Zie hem nu kijken. Ik hoor nog net geen ‘jaahaaa’ net als in de reclame met de pubers. De blik vanmorgen naar ons en het nog een keer herhalen van het programma wat hij wilde kijken. ‘duhuuu’ je had me toch al gehoord? Ik zei toch ‘Topdoks’ en geen ‘Puppy patrol’ en een diepe zucht erbij dat zijn zusje nog in Gabby’s poppenhuis zit.
Ik weet het nog goed, het allereerste plekje waar hij naartoe ging om te spelen. We werden eerder al verwezen naar een revalidatiecentrum. Maar dit gebouw met allerlei gangen, de arts die net te dichtbij kwam, alle geluiden, het was teveel voor Ruben. Toen de arts hem onderzocht verstijfde zijn hele lijf en alles in hem zei dat hij hier niet klaar voor was.
We vonden zelf een plekje op een revalidatiecentrum wat verder weg met een dreumesgroepje. Hier kon Ruben langzaam wennen aan een revalidatiecentrum maar ook aan het los komen van ons.
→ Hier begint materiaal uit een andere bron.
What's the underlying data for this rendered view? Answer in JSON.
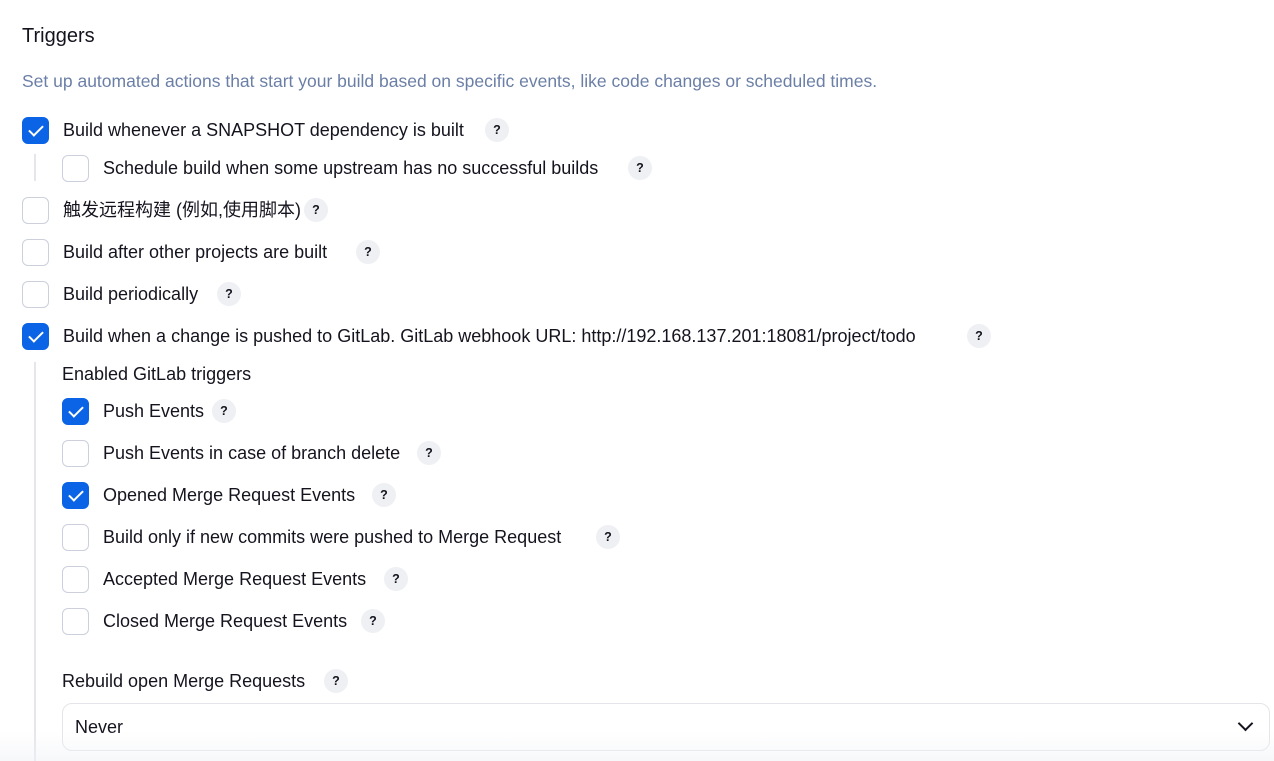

Wij konden zelf wennen aan ‘revalidatieland’. Want eerlijk, ik zat daar nog met ontkennende gedachten. We hadden net een diagnose. Revalideren? Waarvoor? Wat is er aan de hand dan? Sta- orthese, wat is dat? Help, moet mijn kind daarin? Langzaam konden we er daar aan wennen.
Verschillende therapeuten, bekend raken met verschillende soorten hulpmiddelen, manieren van ‘leren’ bewegen. Er was daar tijd om een uurtje met andere ouders aan de hand van een thema te praten. In dat uurtje gingen de kinderen los van ons spelen met de begeleidsters en therapeuten. Ruben heeft de eerste keren op een matje met een therapeute voor de deuropening gespeeld zodat hij een van ons zag. Achteraf denken we dat het zijn leeftijd was maar óók zijn epilepsie en spasmen mee speelden die hem énorm angstig maakten. En hij sterk onze nabijheid nodig had. Bij het minste of geringste geluid kon hij naar het plafond schieten van schrik. Rechtop zitten, bewegen, het vroeg nog heel veel van hem. Wat kon leiden tot epilepsie aanvallen of reflux. Ik zie hem nog op de mat hulpeloos op zijn rug liggen met zijn armpjes wijd en zijn vuistjes gebald. Het enige wat lukte was een beetje naar links en rechts bewegen maar dit ging al snel gepaard met trillende ogen. Het was heel fijn dat hij zo langzaam gewend kon raken aan alles.
Na een aantal keer was het spelen in de deuropening al niet meer nodig. Aan de einde van de periode waren we niet alleen meer gewend geraakt met maar had Ruben ook qua aan kunnen al veel bereikt! We konden hem op zijn zij en buik rollen, hij kon eventjes in kleermakerszit zitten met ons als steuntje en de laatste week daar een loopwagen en statafel uit proberen. Dát staan was toch magisch voor hem. Als je een andere houding aan kunt nemen én; dat zien we bij zijn zusje nu ook; ZELF op pad kunt gaan, dát geeft zo’n geweldig gevoel! Jij bepaalt ZELF wat je gaat doen, waar je heen gaat, zo belangrijk!
Nu zijn wij nog zijn handen, voeten, vertalers. En dat laatste word steeds minder. Mits Ruben zich prettig voelt, geen last heeft van andere verstoringen dan kan hij steeds meer zelf.
Bij zelfstandigheid denk je altijd aan álles zelf moeten kunnen. Zelfstandigheid zie ik meer als je zelfstandig voelen. Zelf kunnen verwoorden, zelf ergens zijn en zelf in gesprek gaan met anderen, activiteiten met anderen doen en los zijn van je ouders. Zelf ergens in gaan of zoals laatst een klein stukje zelf elektrisch kunnen rijden. Zelf bepalen welke kant je uit gaat.
Heerlijk om de discussies aan tafel te horen tussen een pre-puber en een peuter. ‘Maar ik ben toch aan de beurt om een filmpje te kiezen’ zegt de peuter. Waarop de pre- puber zegt ‘vooruit, stoppen, Topdoks, aanzetten’. Voor ons wel eens lastig omdat beiden behoorlijk standvastig kunnen zijn en ze alles inzetten als roepen, huilen, hikken. Maar laat maar lekker veel meer van deze discussies komen! Goed voor de (taal)ontwikkeling en ieder zijn zelfstandigheid!